En 2021, selon les données de l'IBGE, 62,5 millions de personnes au Brésil vivaient en dessous du seuil de pauvreté, dont 75 % sont noirs et métis (afro-descendants), un pourcentage bien supérieur à ce qu'ils représentent dans la population totale. de 55,8%.
Dans le cas de l'accès à l'enseignement supérieur, les jeunes entre 18 et 24 ans, même après l'institution des quotas raciaux il y a dix ans, en 2022 78,8% des blancs étaient à l'université et, par rapport aux noirs et aux bruns, il y avait n'étaient que 55,6% %, ce qui représente une grande différence.
Parmi les personnes au chômage, sous-employées ou sans emploi en 2022, pas moins de 64,2% étaient d'ascendance africaine.
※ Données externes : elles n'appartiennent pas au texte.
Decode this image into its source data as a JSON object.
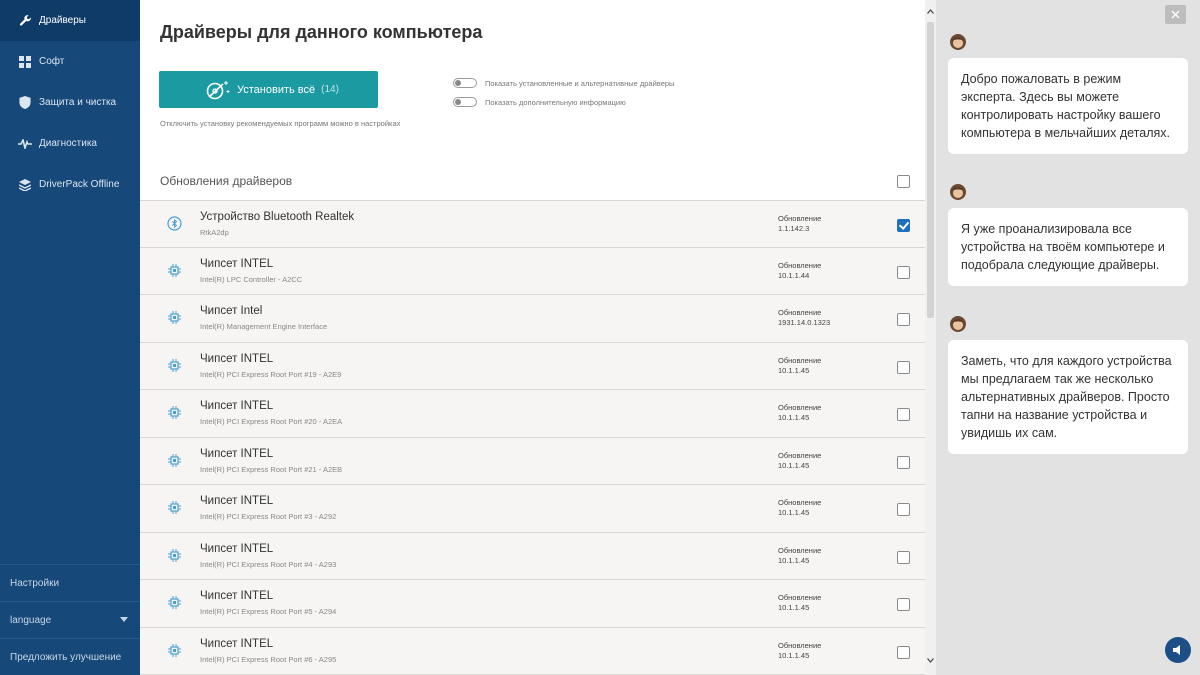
{
  "sidebar": {
    "items": [
      {
        "label": "Драйверы",
        "icon": "wrench-icon",
        "active": true
      },
      {
        "label": "Софт",
        "icon": "grid-icon",
        "active": false
      },
      {
        "label": "Защита и чистка",
        "icon": "shield-icon",
        "active": false
      },
      {
        "label": "Диагностика",
        "icon": "pulse-icon",
        "active": false
      },
      {
        "label": "DriverPack Offline",
        "icon": "layers-icon",
        "active": false
      }
    ],
    "bottom": {
      "settings": "Настройки",
      "language": "language",
      "suggest": "Предложить улучшение"
    }
  },
  "main": {
    "title": "Драйверы для данного компьютера",
    "install": {
      "label": "Установить всё",
      "count": "(14)"
    },
    "install_note": "Отключить установку рекомендуемых программ можно в настройках",
    "toggles": [
      {
        "label": "Показать установленные и альтернативные драйверы",
        "on": false
      },
      {
        "label": "Показать дополнительную информацию",
        "on": false
      }
    ],
    "section_title": "Обновления драйверов",
    "update_label": "Обновление",
    "drivers": [
      {
        "name": "Устройство Bluetooth Realtek",
        "sub": "RtkA2dp",
        "version": "1.1.142.3",
        "checked": true,
        "icon": "bluetooth-icon"
      },
      {
        "name": "Чипсет INTEL",
        "sub": "Intel(R) LPC Controller - A2CC",
        "version": "10.1.1.44",
        "checked": false,
        "icon": "chip-icon"
      },
      {
        "name": "Чипсет Intel",
        "sub": "Intel(R) Management Engine Interface",
        "version": "1931.14.0.1323",
        "checked": false,
        "icon": "chip-icon"
      },
      {
        "name": "Чипсет INTEL",
        "sub": "Intel(R) PCI Express Root Port #19 - A2E9",
        "version": "10.1.1.45",
        "checked": false,
        "icon": "chip-icon"
      },
      {
        "name": "Чипсет INTEL",
        "sub": "Intel(R) PCI Express Root Port #20 - A2EA",
        "version": "10.1.1.45",
        "checked": false,
        "icon": "chip-icon"
      },
      {
        "name": "Чипсет INTEL",
        "sub": "Intel(R) PCI Express Root Port #21 - A2EB",
        "version": "10.1.1.45",
        "checked": false,
        "icon": "chip-icon"
      },
      {
        "name": "Чипсет INTEL",
        "sub": "Intel(R) PCI Express Root Port #3 - A292",
        "version": "10.1.1.45",
        "checked": false,
        "icon": "chip-icon"
      },
      {
        "name": "Чипсет INTEL",
        "sub": "Intel(R) PCI Express Root Port #4 - A293",
        "version": "10.1.1.45",
        "checked": false,
        "icon": "chip-icon"
      },
      {
        "name": "Чипсет INTEL",
        "sub": "Intel(R) PCI Express Root Port #5 - A294",
        "version": "10.1.1.45",
        "checked": false,
        "icon": "chip-icon"
      },
      {
        "name": "Чипсет INTEL",
        "sub": "Intel(R) PCI Express Root Port #6 - A295",
        "version": "10.1.1.45",
        "checked": false,
        "icon": "chip-icon"
      }
    ]
  },
  "assistant": {
    "messages": [
      "Добро пожаловать в режим эксперта. Здесь вы можете контролировать настройку вашего компьютера в мельчайших деталях.",
      "Я уже проанализировала все устройства на твоём компьютере и подобрала следующие драйверы.",
      "Заметь, что для каждого устройства мы предлагаем так же несколько альтернативных драйверов. Просто тапни на название устройства и увидишь их сам."
    ]
  },
  "colors": {
    "sidebar": "#17487a",
    "accent": "#1b9aa2",
    "checkbox": "#1f6fbd",
    "row_icon": "#4a9fd8"
  }
}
En ce qui concerne l'assainissement de base, 42,8% de la population d'origine africaine n'avait pas accès à ce service, contre 26,5% des personnes blanches pauvres.
Le même constat peut être fait par rapport à la collecte des ordures, 12,5% des personnes d'ascendance africaine n'en avaient pas contre la moitié, 6% des blancs pauvres n'en avaient pas non plus.
En ce qui concerne la mobilité professionnelle, c'est-à-dire dans les postes de direction et de conseil d'administration d'entreprises publiques ou privées, les personnes blanches occupaient environ 2022 % de ces postes en 85,9 et les personnes d'ascendance africaine seulement 11,9 %.
La même disparité, mais bien plus frappante, s'observe dans le pouvoir judiciaire, bien plus que dans les autres pouvoirs, notamment dans les tribunaux supérieurs, où la présence d'hommes et de femmes noirs ; bruns/bruns est presque inexistant, ce qui a exigé un débat public et également dans les hautes sphères du pouvoir susmentionné dans le sens où le système de quotas est également institué dans le même, tant sur la question du genre qu'en ce qui concerne la question de couleur et de race.
La question de l'inégalité, dans toutes ses dimensions, en particulier l'inégalité fondée sur la race et la couleur, ainsi que d'autres telles que l'inégalité entre les sexes et les revenus, doit être présente à l'agenda national et dans plusieurs autres débats qui se déroulent actuellement à la recherche de d'une société juste, ouverte et démocratique. C'est le sens et le sens de la Journée de sensibilisation aux noirs !
*Juacy daSilva Il est professeur retraité de sociologie à l'Université fédérale du Mato Grosso (UFMT).